Windows: Every room used for sleeping needs at least one openable window for egress. Painted-shut and broken-sash windows are a common fail.

Lead-based paint: For units built before 1978, HUD requires disclosure under 24 CFR 35 and a visual assessment for deteriorated paint. Units where a child under 6 will live carry extra requirements.

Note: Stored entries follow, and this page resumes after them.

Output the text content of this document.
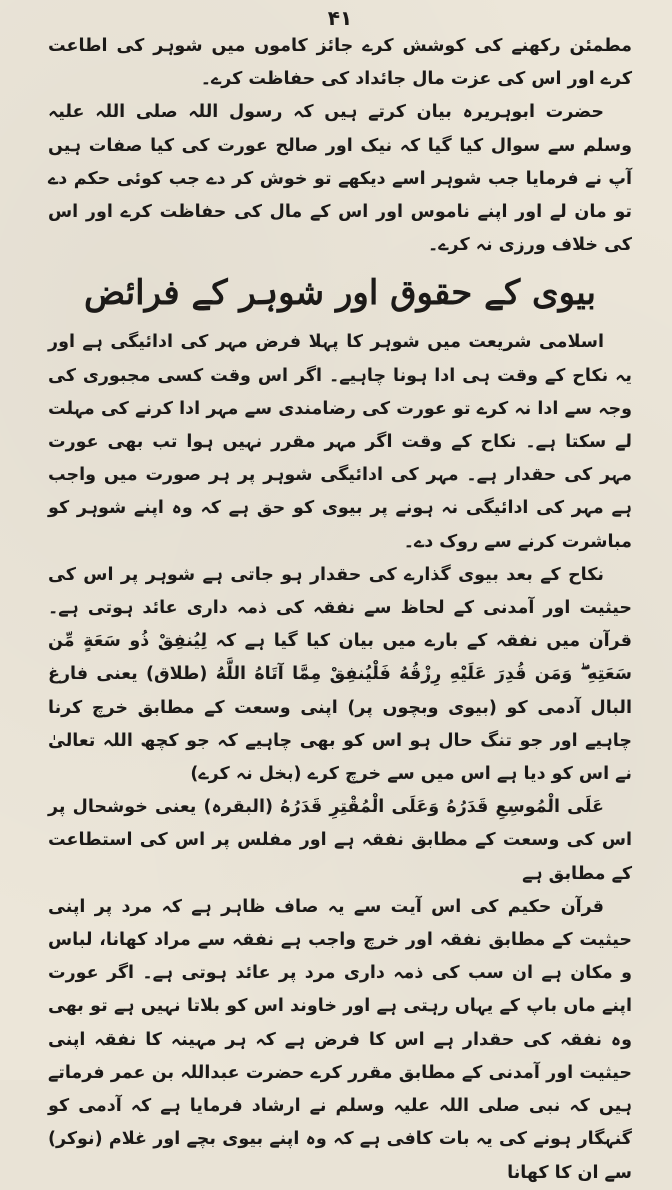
۴۱

مطمئن رکھنے کی کوشش کرے جائز کاموں میں شوہر کی اطاعت کرے اور اس کی عزت مال جائداد کی حفاظت کرے۔

حضرت ابوہریرہ بیان کرتے ہیں کہ رسول اللہ صلی اللہ علیہ وسلم سے سوال کیا گیا کہ نیک اور صالح عورت کی کیا صفات ہیں آپ نے فرمایا جب شوہر اسے دیکھے تو خوش کر دے جب کوئی حکم دے تو مان لے اور اپنے ناموس اور اس کے مال کی حفاظت کرے اور اس کی خلاف ورزی نہ کرے۔

بیوی کے حقوق اور شوہر کے فرائض

اسلامی شریعت میں شوہر کا پہلا فرض مہر کی ادائیگی ہے اور یہ نکاح کے وقت ہی ادا ہونا چاہیے۔ اگر اس وقت کسی مجبوری کی وجہ سے ادا نہ کرے تو عورت کی رضامندی سے مہر ادا کرنے کی مہلت لے سکتا ہے۔ نکاح کے وقت اگر مہر مقرر نہیں ہوا تب بھی عورت مہر کی حقدار ہے۔ مہر کی ادائیگی شوہر پر ہر صورت میں واجب ہے مہر کی ادائیگی نہ ہونے پر بیوی کو حق ہے کہ وہ اپنے شوہر کو مباشرت کرنے سے روک دے۔

نکاح کے بعد بیوی گذارے کی حقدار ہو جاتی ہے شوہر پر اس کی حیثیت اور آمدنی کے لحاظ سے نفقہ کی ذمہ داری عائد ہوتی ہے۔ قرآن میں نفقہ کے بارے میں بیان کیا گیا ہے کہ لِيُنفِقْ ذُو سَعَةٍ مِّن سَعَتِهِ ۖ وَمَن قُدِرَ عَلَيْهِ رِزْقُهُ فَلْيُنفِقْ مِمَّا آتَاهُ اللَّهُ (طلاق) یعنی فارغ البال آدمی کو (بیوی وبچوں پر) اپنی وسعت کے مطابق خرچ کرنا چاہیے اور جو تنگ حال ہو اس کو بھی چاہیے کہ جو کچھ اللہ تعالیٰ نے اس کو دیا ہے اس میں سے خرچ کرے (بخل نہ کرے)

عَلَى الْمُوسِعِ قَدَرُهُ وَعَلَى الْمُقْتِرِ قَدَرُهُ (البقرہ) یعنی خوشحال پر اس کی وسعت کے مطابق نفقہ ہے اور مفلس پر اس کی استطاعت کے مطابق ہے

قرآن حکیم کی اس آیت سے یہ صاف ظاہر ہے کہ مرد پر اپنی حیثیت کے مطابق نفقہ اور خرچ واجب ہے نفقہ سے مراد کھانا، لباس و مکان ہے ان سب کی ذمہ داری مرد پر عائد ہوتی ہے۔ اگر عورت اپنے ماں باپ کے یہاں رہتی ہے اور خاوند اس کو بلاتا نہیں ہے تو بھی وہ نفقہ کی حقدار ہے اس کا فرض ہے کہ ہر مہینہ کا نفقہ اپنی حیثیت اور آمدنی کے مطابق مقرر کرے حضرت عبداللہ بن عمر فرماتے ہیں کہ نبی صلی اللہ علیہ وسلم نے ارشاد فرمایا ہے کہ آدمی کو گنہگار ہونے کی یہ بات کافی ہے کہ وہ اپنے بیوی بچے اور غلام (نوکر) سے ان کا کھانا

Fail the inspection and you get a window to make repairs. Life-threatening items must be fixed within 24 hours. Other items usually get about 30 days. JAXHA re-inspects after repairs, and the voucher holder can't move in until the unit passes.

Inspection wait times in Jacksonville have run 2 to 6 weeks from RFTA submission to a completed inspection, depending on JAXHA's workload. That's normal for a large PHA. Landlords and voucher holders both should build it into their timelines.

Can you use a Jacksonville voucher to rent outside Duval County?

Yes, through portability. Under 24 CFR 982.353, a household with a JAXHA voucher can port to any jurisdiction in the country after living in JAXHA's jurisdiction for at least 12 months. A special exception, like fleeing domestic violence, can waive the wait [6].

Porting runs both directions. A voucher holder from another PHA can port into Jacksonville and ask JAXHA to absorb or administer the voucher. JAXHA can absorb it (take over full administration) or bill (keep billing the original PHA). Whether JAXHA absorbs incoming ports at any moment turns on its funding and administrative capacity.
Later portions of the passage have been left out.